Wal-Mart Threats
By: Monika • Case Study • 444 Words • March 10, 2010 • 901 Views
Wal-Mart Threats
Threats:
Economic
The cost of producing many consumer products tends to have fallen because of lower manufacturing costs. Manufacturing costs have fallen due to outsourcing to low-cost regions of the World. This has lead to price competition, resulting in price deflation in some ranges. Intense price competition is a threat. A threat is that the economy is very slow right now. There is no way of preventing it and no way to change it. This impacts all businesses and causes profit margins to be reduced as price-cutting ensues to attract more consumers.
Social, cultural, demographic, and environmental
A threat is customer theft. Manufacturers are fighting back against customer theft by embedding paper clip sized antitheft tags, called electronic article surveillance labels, inside products and packaging. Called source tagging, the process offers several major benefits. For one, merchandise tagged on the factory floor during manufacture or packaging lets retail employees spend less time in the storeroom applying labels and more time on the show floor helping customers. Also, high-theft merchandise previously displayed behind glass can now sit out in the open, boosting sales significantly.
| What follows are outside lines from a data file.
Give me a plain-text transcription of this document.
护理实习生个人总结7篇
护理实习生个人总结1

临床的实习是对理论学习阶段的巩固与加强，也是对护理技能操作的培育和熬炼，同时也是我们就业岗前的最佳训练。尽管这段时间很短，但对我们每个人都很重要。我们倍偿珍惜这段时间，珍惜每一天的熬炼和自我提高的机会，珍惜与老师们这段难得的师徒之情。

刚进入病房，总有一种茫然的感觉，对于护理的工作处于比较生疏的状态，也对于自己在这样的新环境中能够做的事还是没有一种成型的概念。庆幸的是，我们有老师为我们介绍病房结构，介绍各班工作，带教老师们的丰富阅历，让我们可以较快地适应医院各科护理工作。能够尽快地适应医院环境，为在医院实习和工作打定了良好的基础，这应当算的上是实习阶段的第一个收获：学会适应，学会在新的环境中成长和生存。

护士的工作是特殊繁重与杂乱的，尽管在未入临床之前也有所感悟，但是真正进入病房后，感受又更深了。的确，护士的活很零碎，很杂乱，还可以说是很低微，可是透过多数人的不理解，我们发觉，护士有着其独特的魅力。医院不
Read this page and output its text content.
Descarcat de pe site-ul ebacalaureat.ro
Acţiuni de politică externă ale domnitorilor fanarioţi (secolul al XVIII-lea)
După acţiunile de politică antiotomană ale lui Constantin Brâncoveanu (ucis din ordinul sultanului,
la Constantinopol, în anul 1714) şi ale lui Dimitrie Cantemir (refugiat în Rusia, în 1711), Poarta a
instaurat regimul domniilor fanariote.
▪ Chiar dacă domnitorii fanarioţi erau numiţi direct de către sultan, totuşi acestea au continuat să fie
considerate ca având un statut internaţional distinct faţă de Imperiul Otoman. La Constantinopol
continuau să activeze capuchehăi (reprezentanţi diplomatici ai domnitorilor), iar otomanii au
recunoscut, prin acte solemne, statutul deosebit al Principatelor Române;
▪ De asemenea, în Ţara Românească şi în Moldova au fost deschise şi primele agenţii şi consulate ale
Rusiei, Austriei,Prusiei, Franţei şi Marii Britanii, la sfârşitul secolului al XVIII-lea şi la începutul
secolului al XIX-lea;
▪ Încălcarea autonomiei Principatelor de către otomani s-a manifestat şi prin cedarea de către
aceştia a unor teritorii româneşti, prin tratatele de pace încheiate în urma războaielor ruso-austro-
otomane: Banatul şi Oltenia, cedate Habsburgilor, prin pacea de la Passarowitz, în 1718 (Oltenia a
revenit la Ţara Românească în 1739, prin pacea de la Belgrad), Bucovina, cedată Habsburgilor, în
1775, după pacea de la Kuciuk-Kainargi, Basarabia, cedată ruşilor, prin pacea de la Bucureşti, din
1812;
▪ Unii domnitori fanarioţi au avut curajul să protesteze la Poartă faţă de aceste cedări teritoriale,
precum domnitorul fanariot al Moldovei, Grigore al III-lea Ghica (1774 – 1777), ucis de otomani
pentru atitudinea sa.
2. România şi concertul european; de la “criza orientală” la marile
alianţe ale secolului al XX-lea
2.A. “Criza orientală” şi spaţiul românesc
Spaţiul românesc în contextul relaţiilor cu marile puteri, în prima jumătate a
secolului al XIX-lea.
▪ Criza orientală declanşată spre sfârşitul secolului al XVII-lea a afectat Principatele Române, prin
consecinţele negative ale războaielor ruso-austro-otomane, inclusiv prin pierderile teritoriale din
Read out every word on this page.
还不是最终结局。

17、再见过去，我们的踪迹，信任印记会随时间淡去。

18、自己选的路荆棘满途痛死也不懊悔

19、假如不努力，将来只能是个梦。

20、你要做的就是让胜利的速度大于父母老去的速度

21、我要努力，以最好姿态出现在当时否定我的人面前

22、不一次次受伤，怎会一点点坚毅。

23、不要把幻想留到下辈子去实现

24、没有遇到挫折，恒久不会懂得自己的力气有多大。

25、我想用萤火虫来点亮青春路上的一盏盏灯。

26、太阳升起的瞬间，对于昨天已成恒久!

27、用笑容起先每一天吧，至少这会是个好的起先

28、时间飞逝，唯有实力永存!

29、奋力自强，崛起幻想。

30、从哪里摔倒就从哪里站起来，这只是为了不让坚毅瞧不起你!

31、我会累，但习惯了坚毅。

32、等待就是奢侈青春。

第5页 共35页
Another social, cultural, demographic, and environmental threat is employee theft. Along with antitheft labels there are radio-frequency circuits that are hidden in packages and go unnoticed. The only time they will go off is when the bar code scanner does not deactivate the circuit, which means they stole it. This helps to prevent the two forms of employee theft, which are sweat hearting and sliding. Sweat hearting is when the employee charges the customer less than the actual price and sliding is when the employee covers the barcode at the point of sale.